Implicações ecológicas e políticas do etanol - uma contribuição ao debate

Idioma Portugués

"Ainda que seja discutível o benefício ambiental efetivo da mudança de fonte de energia para algo diferente das fontes fósseis, são gravíssimas as implicações políticas do que está sendo urdido... Jeb Bush faz parte de um bloco de poder que sabendo do significado estratégico da energia é capaz de fazer qualquer coisa, mas qualquer coisa mesmo, para estabelecer o controle da fonte de energia que o possa sustentar"

Dr. Carlos Walter Porto Gonçalves[1]

O complexo de poder industrial-tecnológico-científico-midiático que se estrutura em torno da matriz energética fossilista que nos ameaça a todos com o aquecimento global parece ter descoberto uma nova panacéia – o etanol. Para além do simplismo de achar que existe uma única solução para um problema de tamanha complexidade, o debate em torno do aquecimento global está nos metendo numa armadilha maniqueísta Etanol versus Não-etanol. A questão, todavia, parece ser bem outra. Ainda que seja discutível o benefício ambiental efetivo da mudança de fonte de energia para algo diferente das fontes fósseis, são gravíssimas as implicações políticas do que está sendo urdido. A recente visita do ex-governador do Texas, Sr. Jeb Bush, não só por razões familiares ligado ao complexo político-industrial-tecnológico-científico-midiático do petróleo, põe a nu as razões bem longe do hommo ecologicus com que estão procurando se recobrir os que defendem o etanol como solução para o aquecimento global. Jeb Bush faz parte de um bloco de poder que sabendo do significado estratégico da energia é capaz de fazer qualquer coisa, mas qualquer coisa mesmo, para estabelecer o controle da fonte de energia que o possa sustentar. Na atual configuração geopolítica não há país do mundo que tendo petróleo nas suas entranhas geológicas em proporções capazes de sustentar a matriz industrial hegemônica que não seja um país com instabilidade política ou sob permanente ameaça - o Oriente Médio, a Ásia Central, a Nigéria, a Colômbia, a Venezuela, a Bolívia. É esse mesmo setor constituído pelos Senhores da Guerra que hoje se apresenta como guardião da vida - os combustíveis sendo abençoados pelo prefixo Bio. Os exemplos invocados para dizer que o Brasil vai se tornar importante na nova configuração geopolítica em curso no mundo a partir dessa nova fonte de energia - como dizer que o Brasil vai ser a nova Arábia Saudita - só faz reforçar nossas análises e preocupações. A Arábia Saudita é o país de Osama Bin Laden que também já foi aliado desse mesmo bloco de poder político-industrial-tecnológico-científico-midiático do petróleo e sabe que ele não tem amigos e, sim, interesses.

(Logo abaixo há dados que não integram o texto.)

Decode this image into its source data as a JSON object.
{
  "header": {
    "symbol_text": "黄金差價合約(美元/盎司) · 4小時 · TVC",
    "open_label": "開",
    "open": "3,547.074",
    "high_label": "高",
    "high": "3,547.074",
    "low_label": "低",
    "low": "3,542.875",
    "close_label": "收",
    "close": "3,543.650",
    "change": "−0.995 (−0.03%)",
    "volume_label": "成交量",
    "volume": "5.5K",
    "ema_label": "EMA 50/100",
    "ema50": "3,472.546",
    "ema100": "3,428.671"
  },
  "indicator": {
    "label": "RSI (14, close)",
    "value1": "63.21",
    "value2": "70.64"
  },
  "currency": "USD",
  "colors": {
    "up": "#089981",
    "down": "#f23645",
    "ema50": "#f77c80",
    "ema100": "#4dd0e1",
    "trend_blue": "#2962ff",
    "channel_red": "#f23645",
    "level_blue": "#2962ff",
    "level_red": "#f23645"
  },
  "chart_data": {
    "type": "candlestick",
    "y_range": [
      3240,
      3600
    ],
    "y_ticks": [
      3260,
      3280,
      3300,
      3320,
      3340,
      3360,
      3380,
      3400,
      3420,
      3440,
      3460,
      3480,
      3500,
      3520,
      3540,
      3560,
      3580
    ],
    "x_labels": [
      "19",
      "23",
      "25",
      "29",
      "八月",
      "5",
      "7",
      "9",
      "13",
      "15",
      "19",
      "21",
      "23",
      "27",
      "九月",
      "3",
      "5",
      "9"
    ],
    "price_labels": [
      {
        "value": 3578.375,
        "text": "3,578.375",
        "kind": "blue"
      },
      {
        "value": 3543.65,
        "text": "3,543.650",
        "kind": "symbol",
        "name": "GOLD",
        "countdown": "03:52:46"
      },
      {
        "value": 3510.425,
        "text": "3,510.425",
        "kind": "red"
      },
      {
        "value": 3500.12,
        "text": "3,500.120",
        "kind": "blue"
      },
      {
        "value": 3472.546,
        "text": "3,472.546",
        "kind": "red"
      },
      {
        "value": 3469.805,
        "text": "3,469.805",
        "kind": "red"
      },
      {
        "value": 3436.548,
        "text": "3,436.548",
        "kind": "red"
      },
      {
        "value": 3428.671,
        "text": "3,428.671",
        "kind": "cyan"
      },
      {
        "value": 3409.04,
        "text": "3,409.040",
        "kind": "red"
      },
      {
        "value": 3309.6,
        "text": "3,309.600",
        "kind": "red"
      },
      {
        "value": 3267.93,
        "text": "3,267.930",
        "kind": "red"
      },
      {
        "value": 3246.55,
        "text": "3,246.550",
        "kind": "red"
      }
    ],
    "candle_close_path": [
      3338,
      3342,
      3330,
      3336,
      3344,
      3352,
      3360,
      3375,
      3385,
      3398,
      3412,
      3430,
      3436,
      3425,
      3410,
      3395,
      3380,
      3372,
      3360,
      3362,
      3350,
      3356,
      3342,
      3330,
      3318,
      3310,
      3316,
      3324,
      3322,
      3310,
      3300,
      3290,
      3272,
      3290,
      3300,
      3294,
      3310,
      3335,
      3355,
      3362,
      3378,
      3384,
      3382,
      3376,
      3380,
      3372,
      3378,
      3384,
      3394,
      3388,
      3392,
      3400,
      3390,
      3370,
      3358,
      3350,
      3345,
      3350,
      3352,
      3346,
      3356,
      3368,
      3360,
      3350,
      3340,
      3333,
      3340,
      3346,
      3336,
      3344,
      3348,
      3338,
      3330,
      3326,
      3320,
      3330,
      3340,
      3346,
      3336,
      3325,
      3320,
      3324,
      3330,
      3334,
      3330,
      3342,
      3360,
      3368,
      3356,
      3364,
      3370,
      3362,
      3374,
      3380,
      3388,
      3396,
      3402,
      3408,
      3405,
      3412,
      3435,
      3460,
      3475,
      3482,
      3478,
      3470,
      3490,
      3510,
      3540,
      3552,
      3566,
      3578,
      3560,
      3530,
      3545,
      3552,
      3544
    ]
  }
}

A visita de Jeb Bush explicita uma aliança política de caráter estratégico das oligarquias dos agronegociantes brasileiros por meio da Associação Interamericana de Etanol que tem além do irmão do Presidente Bush entre seus dirigentes, o Sr. Roberto Rodrigues, ex-ministro da agricultura e presidente da Abag – Associação Brasileira de Agrobusiness (o nome é assim mesmo, em inglês). Mesmo tendo os modernos latifundiários das monoculturas experimentado, em 2004 e 2005, o lado amargo do complexo financeiro-tecnológico-industrial-midiático do agronegócio, quando os preços das commoditties caíram no mercado internacional, mas não as suas dívidas contraídas na compra de insumos e equipamentos, cujos credores eram basicamente a Monsanto, a Syngenta, a Bunge, uma nova e perigosa cartada vem sendo jogada não só aliando-se politicamente a um setor tão estratégico para o capitalismo global, mas, o que é mais grave, atando a vida dos brasileiros a esse setor político que, historicamente, já deu mostras suficientes do que é capaz.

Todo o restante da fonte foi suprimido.